The report defined collaboration as: "People communicating and working together and building on each other’s ideas to produce something new or do something differently. A collaborative organisation, for instance, unlocks the potential, capacity and knowledge of its people to generate value, innovation and improved productivity."

Deloitte Access Economics director John O'Mahony said there are two main benefits to collaboration, with Australia's economic collaboration contributing to approximately 3 percent of the country's total GDP.

"By working together, people would save time and complete tasks faster, and by working together you could work more efficiently," he said.

"But the cost of collaboration is recognising sometimes when people try to collaborate it's going to be about wasting time and distracting others, which costs the economy about AU$5.4 billion a year, but that's a necessary cost of collaboration."

The report also revealed there's still AU$9.3 billion of potential collaboration that has yet to be unlocked, placing pressure on more Australian workplaces to be more collaborative.
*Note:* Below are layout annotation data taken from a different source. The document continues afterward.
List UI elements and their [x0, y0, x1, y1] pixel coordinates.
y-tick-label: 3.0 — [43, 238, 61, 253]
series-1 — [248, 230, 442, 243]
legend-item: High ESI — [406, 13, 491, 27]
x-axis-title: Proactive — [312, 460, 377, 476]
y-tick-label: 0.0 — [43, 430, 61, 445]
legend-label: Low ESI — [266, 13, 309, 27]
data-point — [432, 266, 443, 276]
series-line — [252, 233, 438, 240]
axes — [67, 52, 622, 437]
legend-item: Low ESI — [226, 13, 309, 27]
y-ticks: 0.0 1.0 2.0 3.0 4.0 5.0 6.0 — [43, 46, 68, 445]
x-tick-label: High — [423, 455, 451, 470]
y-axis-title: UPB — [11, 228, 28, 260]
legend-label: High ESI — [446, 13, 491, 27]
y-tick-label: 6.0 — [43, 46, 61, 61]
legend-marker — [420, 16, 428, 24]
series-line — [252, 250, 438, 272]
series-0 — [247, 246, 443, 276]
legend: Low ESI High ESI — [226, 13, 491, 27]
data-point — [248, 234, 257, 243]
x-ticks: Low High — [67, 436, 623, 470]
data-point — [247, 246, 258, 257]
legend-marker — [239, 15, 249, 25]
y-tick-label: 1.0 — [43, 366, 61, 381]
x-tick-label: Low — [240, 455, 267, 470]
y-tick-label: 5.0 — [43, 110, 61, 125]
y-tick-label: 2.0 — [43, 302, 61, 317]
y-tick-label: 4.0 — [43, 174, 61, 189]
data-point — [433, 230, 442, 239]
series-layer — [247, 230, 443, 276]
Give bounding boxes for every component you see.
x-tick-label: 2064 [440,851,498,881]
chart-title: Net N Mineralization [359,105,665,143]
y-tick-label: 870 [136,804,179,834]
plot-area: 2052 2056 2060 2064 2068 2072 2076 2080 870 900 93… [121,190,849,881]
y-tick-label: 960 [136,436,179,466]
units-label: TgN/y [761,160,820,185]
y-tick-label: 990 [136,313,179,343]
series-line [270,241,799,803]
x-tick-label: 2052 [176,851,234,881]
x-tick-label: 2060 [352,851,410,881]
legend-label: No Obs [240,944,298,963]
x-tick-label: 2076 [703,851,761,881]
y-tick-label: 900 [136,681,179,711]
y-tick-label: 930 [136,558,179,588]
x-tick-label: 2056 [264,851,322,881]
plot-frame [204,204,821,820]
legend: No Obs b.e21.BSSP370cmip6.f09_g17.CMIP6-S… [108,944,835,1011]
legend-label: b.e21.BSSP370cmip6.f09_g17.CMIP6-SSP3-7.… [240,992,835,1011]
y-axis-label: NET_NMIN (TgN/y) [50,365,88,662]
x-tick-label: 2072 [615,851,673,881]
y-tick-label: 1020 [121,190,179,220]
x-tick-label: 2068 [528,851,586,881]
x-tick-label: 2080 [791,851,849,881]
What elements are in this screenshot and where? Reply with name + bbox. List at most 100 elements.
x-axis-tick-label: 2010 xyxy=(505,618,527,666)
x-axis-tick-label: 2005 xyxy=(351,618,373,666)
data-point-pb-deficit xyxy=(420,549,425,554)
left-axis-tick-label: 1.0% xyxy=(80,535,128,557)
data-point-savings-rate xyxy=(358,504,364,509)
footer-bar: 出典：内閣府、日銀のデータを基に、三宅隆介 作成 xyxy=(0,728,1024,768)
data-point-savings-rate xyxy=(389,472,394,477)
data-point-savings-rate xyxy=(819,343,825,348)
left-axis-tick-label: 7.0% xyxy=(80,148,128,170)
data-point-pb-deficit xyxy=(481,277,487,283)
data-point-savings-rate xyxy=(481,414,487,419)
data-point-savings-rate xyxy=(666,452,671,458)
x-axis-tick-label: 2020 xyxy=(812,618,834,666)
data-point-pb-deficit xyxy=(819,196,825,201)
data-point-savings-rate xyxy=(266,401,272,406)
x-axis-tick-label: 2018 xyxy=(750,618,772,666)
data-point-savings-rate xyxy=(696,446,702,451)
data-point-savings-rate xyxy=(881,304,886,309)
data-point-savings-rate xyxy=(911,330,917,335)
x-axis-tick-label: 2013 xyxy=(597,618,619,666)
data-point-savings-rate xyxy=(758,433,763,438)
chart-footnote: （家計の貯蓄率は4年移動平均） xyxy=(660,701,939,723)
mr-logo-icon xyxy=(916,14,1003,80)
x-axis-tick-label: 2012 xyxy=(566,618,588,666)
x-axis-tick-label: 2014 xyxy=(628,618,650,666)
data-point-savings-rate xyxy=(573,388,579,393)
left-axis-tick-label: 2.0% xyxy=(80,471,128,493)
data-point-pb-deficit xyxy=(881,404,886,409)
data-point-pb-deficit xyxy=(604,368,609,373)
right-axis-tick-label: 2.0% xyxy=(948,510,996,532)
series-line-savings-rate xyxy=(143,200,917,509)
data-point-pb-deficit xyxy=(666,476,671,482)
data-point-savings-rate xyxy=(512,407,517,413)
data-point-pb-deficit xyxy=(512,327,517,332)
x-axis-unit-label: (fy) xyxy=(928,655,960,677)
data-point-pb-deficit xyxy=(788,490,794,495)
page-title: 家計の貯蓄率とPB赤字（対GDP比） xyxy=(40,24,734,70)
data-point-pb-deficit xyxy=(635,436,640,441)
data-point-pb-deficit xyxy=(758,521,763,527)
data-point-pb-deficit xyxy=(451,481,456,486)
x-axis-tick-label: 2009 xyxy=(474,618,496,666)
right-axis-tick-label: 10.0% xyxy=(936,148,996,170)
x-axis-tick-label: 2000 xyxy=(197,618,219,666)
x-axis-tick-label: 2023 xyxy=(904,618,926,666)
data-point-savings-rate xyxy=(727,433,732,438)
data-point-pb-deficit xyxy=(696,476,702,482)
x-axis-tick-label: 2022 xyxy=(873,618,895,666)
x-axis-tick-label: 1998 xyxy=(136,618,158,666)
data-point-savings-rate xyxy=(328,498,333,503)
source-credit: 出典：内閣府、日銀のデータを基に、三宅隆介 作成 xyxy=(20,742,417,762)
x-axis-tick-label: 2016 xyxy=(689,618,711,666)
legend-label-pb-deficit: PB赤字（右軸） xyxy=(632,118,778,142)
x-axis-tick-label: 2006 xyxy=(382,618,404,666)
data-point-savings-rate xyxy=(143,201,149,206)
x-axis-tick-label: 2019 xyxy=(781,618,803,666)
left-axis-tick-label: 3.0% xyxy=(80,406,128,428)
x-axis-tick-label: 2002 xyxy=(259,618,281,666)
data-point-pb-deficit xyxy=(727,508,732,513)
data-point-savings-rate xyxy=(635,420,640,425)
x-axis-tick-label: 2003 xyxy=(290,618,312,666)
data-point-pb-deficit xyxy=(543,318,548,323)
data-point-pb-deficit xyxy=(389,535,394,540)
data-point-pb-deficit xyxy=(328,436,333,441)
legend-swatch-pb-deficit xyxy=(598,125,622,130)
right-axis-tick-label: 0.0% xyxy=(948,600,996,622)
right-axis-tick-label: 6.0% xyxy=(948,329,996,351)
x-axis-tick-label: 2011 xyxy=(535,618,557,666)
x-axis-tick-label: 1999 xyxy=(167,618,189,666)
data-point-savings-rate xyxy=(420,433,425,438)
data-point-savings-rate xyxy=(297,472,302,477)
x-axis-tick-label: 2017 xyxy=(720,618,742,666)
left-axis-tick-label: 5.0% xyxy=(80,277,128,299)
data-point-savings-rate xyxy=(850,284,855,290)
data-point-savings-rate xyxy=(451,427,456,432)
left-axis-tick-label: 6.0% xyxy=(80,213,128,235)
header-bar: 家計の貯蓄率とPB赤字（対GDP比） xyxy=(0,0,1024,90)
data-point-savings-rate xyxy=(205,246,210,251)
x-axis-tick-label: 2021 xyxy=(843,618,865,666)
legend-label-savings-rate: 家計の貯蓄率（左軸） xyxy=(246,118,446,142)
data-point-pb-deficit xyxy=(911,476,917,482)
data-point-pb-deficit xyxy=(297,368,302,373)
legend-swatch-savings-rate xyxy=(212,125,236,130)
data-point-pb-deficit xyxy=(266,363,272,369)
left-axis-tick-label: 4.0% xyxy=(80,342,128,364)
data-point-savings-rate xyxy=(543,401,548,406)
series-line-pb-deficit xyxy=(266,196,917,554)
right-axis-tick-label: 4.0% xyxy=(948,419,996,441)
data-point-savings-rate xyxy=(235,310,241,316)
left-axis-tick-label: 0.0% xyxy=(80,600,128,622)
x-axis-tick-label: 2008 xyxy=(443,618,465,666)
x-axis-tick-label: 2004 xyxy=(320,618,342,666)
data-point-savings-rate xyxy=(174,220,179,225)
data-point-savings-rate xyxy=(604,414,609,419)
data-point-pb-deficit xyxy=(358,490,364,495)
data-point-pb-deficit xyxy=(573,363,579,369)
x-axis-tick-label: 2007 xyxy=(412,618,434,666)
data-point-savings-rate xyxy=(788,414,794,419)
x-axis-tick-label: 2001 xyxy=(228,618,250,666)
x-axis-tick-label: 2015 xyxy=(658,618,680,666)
According to O'Mahony, workplace culture or management culture drives 45.8 percent of collaboration amongst organisations today, and it's an opportunity that more businesses need to look at.  

One company that that has been able build its success so far on collaboration is New Zealand-based start-up Xero. 

Chris Ridd, Xero Australia and New Zealand managing director, said the company has built its entire product offering based on the concept of collaboration.

"The collaboration culture certainly within Xero is driven from the top down. We're all about sharing information and sharing ideas to ensure we don't have to corporate structure and politics, or islands of information. Even in some cases, I find it amusing our CEO Rod Drury is transparent too," he said.

Ridd explained that the company's recent decision to rollout and replace Office 365 with Google apps at the end of December last year has helped spawn new ways of collaboration.

"It was a big shift, and initially we really struggled to move to Gmail. But about three months down the track it started to click, and now we have the whole notion of working anywhere, anytime, any devices, and it lends itself to making everything now accessible in the cloud," he said, highlighting the company's focus on change management really eased the company into adopting the new technology.

The report also identified there's a direct correlation between how collaborative a business is and its business performance.

"We asked the respondents how critical is collaboration in your organisation, and it came back quite obviously that organisations that valued collaboration were growing faster than their competitors. Businesses that were growing at the same pace as the competitors found collaboration was somewhat important, and the businesses that were struggling or growing slower than their competitors, 20 percent were saying collaboration wasn't important," O'Mahony said.